Multinomial Logistic Regression
Message/Author
 Vilma posted on Thursday, May 31, 2007 - 10:37 pm
We are working on a project where the aim is to find the probability to respond to a particular ad campaign. We have a categorical dependent variable having 5 categories i.e. 4 ad campaigns which are not intrinsically ordered and a fifth which is Non response towards any of the ads. We run a model in SAS with various independent variables.

Here we are facing with certain issues

1) There is a bias towards the Non response of the campaign (We tried to reduce the bias by adding weights in our model).

2) Model Building Issues

Dummy Output

There are some categories which are insignificant. For example in IV1 we have categories AD1, AD2,AD4 insignificant should we be dropping the variable altogether from our analysis since some of the categories are insignificant. If not kindly suggest appropriate method to follow.

I request you to please provide us with some insights.

Vilma
 Linda K. Muthen posted on Monday, June 04, 2007 - 10:55 am
This forum is geared toward Mplus not other statistical programs. It would be necessary to know a lot more about your research to give you suggestions and Mplus Discussion is not able to help to that extent.
 Sara May posted on Saturday, October 31, 2009 - 5:39 pm
I am running a multinomial logistic regression in Mplus. Could you please help me with the following information:

1) One of the predictor variables is ordinal. If I define this variable as ordered categorical in Mplus, how does Mplus handle this level of measurement when estimating the regression model? Would the variable be treated as if it had interval level of measurement? Or, should it be better represented by a set of dummy variables (as is typical in other software).

2) Is it possible to run a hierarchical regression model in Mplus? I.e., add one set of predictor variables in step 1 and another set of variables subsequently. If so, what coefficients does Mplus provide to estimate the improvement in model fit? I wasn't able to find indexes that are typically included in other software (e.g., Pseudo R^2). Could you please recommend papers that have used multinomial logistic regression in Mplus?

Thanks so much!
 Amir Sariaslan posted on Saturday, October 31, 2009 - 7:28 pm
Sara,

1) Predictor variables are not defined in Mplus. Both of your proposed approaches are discussed here: http://www.stat.columbia.edu/~cook/movabletype/archives/2009/10/coding_ordinal.html

2) Mplus does multilevel models ("hierarchical regression") but I presume that's not what you're looking for. Testing model fit in a step-wise fashion can be done through likelihood ratio testing. As for references, LCA/LCGA/GMM models with predictors will include a multinomial regression component. Just have a look under "Papers" on the Statmodel website.

/Amir
 Linda K. Muthen posted on Sunday, November 01, 2009 - 9:45 am
1) In regression, covariates can be binary or continuous. In both cases, they are treated as continuous. You can leave the ordinal variable as it is or create a set of dummy variables. The CATEGORICAL option is for dependent variables.

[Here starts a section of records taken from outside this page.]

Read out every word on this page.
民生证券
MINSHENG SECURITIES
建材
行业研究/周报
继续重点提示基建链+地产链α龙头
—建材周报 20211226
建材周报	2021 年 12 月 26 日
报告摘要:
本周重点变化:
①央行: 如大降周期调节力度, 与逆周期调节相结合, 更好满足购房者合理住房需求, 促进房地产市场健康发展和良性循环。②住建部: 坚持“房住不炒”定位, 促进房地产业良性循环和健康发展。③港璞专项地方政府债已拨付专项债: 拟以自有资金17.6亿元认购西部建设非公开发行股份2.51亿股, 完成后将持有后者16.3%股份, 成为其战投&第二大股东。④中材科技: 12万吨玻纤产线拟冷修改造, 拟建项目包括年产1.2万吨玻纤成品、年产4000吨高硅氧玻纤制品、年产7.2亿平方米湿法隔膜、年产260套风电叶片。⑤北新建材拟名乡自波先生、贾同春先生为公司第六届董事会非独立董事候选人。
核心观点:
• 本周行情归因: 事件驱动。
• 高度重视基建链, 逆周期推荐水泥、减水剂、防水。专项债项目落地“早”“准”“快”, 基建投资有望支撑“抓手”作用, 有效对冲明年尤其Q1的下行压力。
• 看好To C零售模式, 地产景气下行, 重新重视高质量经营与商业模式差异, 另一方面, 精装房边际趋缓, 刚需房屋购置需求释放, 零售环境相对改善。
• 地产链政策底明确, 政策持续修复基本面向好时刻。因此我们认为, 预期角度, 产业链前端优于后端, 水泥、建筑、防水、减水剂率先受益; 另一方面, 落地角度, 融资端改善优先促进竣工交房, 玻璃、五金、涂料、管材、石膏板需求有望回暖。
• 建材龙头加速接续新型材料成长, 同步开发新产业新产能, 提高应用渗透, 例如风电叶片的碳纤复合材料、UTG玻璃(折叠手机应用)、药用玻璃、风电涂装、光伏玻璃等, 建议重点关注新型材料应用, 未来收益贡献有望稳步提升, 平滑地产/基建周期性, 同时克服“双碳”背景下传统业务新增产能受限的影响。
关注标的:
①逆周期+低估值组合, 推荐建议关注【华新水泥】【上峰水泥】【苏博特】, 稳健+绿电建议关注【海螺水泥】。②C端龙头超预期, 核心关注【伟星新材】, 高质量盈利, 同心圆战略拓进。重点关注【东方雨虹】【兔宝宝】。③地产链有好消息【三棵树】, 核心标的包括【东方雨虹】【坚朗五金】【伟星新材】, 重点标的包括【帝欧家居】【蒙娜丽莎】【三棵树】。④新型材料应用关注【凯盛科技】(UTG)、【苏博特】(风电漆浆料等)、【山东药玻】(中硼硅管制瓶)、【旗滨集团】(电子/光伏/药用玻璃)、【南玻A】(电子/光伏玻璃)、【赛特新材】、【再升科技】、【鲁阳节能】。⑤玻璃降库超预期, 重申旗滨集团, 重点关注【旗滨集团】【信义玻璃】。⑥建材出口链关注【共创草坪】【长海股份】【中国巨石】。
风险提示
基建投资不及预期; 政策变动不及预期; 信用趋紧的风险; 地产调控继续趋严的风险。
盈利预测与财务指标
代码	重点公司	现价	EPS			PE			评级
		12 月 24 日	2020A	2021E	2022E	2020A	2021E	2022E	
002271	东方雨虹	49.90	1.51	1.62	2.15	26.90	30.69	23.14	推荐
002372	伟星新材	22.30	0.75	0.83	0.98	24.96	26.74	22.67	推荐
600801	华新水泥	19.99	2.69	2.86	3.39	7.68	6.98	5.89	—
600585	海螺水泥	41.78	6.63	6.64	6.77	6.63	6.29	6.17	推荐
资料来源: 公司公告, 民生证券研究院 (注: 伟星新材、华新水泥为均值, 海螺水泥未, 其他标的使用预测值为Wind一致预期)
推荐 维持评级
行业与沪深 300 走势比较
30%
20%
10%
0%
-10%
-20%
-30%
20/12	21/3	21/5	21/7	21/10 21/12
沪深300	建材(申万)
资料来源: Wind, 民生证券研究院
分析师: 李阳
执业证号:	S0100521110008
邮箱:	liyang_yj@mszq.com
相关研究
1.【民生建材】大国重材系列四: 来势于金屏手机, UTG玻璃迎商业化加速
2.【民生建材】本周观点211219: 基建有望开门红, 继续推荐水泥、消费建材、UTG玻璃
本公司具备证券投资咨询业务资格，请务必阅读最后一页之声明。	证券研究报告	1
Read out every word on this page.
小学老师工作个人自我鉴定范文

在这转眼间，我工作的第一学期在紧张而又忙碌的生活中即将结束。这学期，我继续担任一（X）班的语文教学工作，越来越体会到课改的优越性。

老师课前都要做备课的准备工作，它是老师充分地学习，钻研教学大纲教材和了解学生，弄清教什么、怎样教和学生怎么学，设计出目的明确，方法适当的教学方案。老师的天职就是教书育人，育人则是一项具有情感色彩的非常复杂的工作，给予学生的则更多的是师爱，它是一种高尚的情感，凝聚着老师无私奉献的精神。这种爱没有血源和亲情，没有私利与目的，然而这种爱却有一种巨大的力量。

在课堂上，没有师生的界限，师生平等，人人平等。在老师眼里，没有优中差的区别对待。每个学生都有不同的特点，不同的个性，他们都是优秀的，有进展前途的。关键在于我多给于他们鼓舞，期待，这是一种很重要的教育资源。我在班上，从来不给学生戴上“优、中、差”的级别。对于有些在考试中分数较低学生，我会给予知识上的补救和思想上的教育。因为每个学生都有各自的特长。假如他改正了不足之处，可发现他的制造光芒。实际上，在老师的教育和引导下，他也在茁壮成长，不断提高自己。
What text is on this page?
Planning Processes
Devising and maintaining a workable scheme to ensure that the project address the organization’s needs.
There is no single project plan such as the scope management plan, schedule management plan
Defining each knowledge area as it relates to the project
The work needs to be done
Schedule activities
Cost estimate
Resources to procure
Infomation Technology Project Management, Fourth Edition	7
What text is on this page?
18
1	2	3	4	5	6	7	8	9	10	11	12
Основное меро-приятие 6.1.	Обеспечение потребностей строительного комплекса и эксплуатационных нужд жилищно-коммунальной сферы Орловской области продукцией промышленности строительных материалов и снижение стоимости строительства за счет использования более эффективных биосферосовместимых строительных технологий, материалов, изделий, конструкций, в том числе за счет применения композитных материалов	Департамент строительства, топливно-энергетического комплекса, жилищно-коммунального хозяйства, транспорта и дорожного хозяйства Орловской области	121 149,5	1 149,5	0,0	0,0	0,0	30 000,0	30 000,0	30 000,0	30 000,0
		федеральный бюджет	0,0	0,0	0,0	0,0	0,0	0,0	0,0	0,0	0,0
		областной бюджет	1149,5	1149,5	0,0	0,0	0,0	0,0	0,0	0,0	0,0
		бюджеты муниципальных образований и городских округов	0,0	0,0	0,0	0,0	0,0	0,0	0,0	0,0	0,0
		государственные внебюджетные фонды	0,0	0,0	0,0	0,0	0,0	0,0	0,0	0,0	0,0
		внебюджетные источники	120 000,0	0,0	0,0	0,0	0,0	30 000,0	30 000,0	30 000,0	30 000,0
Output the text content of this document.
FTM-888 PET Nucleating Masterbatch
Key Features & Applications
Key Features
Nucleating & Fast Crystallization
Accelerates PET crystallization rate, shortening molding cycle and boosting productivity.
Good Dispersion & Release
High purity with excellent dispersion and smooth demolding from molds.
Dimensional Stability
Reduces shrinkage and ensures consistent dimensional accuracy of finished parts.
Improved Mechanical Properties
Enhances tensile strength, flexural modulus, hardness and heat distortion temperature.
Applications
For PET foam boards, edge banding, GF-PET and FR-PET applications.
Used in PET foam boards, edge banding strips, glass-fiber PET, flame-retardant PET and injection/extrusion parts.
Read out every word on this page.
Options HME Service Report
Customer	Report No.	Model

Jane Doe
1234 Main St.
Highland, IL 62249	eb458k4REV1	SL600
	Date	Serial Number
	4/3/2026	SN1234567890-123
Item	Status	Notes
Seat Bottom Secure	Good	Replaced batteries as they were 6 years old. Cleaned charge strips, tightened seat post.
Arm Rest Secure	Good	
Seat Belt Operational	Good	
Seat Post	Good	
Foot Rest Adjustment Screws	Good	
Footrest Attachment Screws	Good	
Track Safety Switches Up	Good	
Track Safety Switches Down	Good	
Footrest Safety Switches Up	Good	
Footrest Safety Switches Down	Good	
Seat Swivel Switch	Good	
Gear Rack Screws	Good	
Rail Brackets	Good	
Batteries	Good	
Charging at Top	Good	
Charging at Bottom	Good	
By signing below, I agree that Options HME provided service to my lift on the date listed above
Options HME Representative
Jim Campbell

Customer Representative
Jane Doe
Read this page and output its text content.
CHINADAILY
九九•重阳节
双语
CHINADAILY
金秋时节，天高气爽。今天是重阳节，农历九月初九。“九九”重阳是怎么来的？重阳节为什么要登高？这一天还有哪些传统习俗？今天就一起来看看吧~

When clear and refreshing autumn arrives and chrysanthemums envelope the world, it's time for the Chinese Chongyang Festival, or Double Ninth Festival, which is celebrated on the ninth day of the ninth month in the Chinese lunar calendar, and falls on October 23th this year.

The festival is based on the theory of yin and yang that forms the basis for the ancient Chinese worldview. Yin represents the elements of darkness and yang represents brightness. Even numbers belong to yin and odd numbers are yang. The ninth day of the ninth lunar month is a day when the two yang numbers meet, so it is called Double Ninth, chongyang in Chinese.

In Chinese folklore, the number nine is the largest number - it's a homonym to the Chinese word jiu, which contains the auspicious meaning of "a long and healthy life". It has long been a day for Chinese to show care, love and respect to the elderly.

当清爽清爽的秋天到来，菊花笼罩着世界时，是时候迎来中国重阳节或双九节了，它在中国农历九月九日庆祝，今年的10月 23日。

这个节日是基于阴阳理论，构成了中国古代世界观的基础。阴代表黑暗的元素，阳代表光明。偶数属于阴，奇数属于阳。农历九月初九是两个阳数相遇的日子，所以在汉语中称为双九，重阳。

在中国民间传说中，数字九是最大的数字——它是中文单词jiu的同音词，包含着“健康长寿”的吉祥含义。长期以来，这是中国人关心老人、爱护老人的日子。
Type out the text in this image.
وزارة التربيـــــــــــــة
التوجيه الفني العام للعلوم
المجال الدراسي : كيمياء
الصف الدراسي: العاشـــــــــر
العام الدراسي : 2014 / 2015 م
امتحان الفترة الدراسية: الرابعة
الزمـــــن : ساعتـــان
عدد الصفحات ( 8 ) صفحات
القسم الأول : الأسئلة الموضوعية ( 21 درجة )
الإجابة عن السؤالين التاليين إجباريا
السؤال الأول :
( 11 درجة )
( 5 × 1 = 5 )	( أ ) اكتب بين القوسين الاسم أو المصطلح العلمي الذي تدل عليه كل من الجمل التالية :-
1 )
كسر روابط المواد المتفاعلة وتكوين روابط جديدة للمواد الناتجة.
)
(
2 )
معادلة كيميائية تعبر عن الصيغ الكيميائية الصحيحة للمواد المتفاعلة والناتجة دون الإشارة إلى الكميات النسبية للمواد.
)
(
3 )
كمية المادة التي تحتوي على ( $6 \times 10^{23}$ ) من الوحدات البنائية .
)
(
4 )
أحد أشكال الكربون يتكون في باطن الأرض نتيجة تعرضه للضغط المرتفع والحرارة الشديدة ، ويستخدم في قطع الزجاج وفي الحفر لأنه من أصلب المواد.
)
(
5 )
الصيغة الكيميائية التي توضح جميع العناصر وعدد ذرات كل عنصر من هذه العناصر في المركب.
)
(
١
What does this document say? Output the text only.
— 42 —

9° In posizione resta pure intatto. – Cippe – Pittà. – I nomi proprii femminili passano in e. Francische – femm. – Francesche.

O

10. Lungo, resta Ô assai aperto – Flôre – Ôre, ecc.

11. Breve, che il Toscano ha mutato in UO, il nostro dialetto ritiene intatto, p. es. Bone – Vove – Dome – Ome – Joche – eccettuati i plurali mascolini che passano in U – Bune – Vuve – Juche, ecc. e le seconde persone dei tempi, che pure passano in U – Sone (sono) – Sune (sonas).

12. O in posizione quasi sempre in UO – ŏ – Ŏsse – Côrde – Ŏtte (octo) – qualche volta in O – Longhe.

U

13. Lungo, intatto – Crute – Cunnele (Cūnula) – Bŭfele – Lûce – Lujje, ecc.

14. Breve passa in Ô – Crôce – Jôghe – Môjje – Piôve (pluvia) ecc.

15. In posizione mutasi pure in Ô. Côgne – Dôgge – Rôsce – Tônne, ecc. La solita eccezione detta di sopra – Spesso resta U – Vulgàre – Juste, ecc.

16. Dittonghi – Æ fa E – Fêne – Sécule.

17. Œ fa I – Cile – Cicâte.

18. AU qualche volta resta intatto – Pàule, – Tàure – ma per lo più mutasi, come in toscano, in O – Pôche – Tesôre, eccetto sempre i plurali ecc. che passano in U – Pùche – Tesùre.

2) Mplus does not have stepwise regression.
 fritz posted on Thursday, June 17, 2010 - 9:35 am
Hello,

I've got quite a simple multinomial logistic regression model (like example 3.6 in the User's Guide).

My nominal variable has three unordered categories, however, and I understand that the last category is taken as the reference group. Thus, I'got odds ratios for group 1 vs. group 3 and group 2 vs. group 3. But what about testing group 1 vs. group 2? Do I have to run seperate logistic regressions with dummy-coded outcomes to test each group agains each other? Or is there a way to calculate odds ratios for group 1 vs. group 2 from the results of my multinomial RA?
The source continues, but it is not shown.